A cautious swing would see the Italian find the water and suddenly he was tied for the lead with Woods. Another watery grave awaited his approach on the par-5 15th hole and Molinari’s hopes for a first green jacket to go with his Open victory, were dashed for another year. However, it won’t be long before Woods and Molinari lock horns again as the pair have been drawn to play together during the first two rounds of 2019’s next major, the US PGA Championship, to be held near New York in May.
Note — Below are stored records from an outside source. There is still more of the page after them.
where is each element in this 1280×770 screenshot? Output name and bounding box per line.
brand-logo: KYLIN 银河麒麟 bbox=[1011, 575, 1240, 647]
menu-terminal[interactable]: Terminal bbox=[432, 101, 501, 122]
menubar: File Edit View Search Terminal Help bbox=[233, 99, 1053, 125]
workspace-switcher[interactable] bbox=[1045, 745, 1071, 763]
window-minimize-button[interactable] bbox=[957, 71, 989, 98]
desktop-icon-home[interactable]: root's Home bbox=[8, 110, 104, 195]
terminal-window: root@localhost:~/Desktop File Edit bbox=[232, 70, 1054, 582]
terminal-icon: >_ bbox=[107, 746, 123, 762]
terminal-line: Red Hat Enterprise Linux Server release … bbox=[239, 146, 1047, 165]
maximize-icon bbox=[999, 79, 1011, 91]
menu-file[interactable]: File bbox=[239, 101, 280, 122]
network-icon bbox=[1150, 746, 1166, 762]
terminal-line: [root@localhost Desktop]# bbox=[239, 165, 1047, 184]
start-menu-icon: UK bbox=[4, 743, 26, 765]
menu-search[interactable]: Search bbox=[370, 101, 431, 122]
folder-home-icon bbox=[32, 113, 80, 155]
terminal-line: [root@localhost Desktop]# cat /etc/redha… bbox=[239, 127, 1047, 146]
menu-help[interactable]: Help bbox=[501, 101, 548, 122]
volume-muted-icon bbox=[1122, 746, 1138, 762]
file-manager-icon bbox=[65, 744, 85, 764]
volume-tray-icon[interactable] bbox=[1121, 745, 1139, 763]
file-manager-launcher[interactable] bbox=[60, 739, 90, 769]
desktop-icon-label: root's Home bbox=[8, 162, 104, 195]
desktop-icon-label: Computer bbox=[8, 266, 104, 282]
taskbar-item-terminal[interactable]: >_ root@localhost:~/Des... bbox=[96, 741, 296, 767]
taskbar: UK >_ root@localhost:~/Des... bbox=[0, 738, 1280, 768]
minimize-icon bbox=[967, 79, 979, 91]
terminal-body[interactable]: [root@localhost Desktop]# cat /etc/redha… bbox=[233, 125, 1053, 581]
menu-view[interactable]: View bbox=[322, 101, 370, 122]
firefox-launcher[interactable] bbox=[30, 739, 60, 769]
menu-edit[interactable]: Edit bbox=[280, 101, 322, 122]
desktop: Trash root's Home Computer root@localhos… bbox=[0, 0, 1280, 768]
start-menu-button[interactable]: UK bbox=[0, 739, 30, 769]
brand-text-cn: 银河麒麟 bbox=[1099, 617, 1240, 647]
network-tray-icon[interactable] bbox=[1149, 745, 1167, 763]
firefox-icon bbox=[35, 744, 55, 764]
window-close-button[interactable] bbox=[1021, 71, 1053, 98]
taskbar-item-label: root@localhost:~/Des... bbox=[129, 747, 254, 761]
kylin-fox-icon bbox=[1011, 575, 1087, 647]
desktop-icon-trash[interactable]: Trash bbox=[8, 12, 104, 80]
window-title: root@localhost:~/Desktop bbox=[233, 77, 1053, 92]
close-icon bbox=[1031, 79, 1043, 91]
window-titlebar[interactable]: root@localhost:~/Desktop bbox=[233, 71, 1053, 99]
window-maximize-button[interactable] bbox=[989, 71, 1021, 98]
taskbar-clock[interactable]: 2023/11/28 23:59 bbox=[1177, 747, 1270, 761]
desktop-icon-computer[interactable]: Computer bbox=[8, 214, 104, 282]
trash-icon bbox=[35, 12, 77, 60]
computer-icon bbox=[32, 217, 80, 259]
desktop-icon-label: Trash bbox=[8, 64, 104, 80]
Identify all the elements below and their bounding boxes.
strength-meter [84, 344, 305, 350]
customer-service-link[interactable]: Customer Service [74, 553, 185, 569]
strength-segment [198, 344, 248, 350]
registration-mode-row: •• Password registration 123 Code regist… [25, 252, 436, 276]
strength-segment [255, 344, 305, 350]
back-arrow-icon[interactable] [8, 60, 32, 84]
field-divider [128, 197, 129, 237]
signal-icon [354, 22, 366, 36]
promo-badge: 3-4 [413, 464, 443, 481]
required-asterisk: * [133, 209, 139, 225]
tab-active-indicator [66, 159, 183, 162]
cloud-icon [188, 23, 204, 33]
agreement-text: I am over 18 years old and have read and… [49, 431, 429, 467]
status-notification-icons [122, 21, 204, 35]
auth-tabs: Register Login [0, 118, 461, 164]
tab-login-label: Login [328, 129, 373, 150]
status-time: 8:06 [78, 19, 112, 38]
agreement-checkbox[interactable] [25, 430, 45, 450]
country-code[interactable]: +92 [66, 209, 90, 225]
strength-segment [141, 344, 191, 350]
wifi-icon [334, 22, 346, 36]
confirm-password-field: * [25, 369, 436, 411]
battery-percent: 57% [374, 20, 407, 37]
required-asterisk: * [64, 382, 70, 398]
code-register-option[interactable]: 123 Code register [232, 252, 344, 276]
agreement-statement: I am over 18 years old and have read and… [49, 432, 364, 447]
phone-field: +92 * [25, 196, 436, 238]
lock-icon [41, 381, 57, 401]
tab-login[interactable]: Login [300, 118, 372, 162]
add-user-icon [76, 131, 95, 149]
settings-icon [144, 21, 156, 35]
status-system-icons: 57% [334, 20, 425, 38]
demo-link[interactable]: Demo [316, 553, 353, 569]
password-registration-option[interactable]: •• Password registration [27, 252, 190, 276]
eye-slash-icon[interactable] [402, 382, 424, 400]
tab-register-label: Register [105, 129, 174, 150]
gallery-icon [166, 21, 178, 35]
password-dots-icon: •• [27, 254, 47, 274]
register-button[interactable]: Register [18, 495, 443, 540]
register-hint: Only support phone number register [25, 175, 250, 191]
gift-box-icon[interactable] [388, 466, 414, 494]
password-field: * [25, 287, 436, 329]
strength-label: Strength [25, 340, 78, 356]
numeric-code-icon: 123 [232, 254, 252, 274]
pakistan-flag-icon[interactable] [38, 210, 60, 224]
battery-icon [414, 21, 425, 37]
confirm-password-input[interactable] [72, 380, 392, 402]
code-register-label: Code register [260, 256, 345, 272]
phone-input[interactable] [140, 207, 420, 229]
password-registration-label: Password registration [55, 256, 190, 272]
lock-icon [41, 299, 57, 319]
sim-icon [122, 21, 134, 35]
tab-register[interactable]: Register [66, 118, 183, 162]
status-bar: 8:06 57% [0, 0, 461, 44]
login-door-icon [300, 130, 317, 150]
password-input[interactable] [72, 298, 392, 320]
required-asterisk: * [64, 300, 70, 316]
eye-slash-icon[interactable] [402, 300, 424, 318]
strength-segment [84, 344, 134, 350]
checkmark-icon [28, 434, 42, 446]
For the game as a whole, Tiger’s resurgence can not be underestimated. Viewing figures have been through the roof since his return and now he has secured the elusive 15th major championship, 11 years after his 14th, the hunt is back on for the most challenging record in the game and Jack Nicklaus’ major tally of 18.
“We’re excited about it,” said PGA of America CEO, Seth Waugh in a recent press conference. “Obviously Tiger, you know, he has impact, sort of like the moon landing. It’s not golf; it’s where-were-you-when kind of stuff. The impact immediately afterwards was extraordinary in terms of ticket sales… the requests just poured in across the board.”
It’s safe to say that for the golfing world, Tiger Woods doesn’t just move the needle, Tiger Woods is the needle.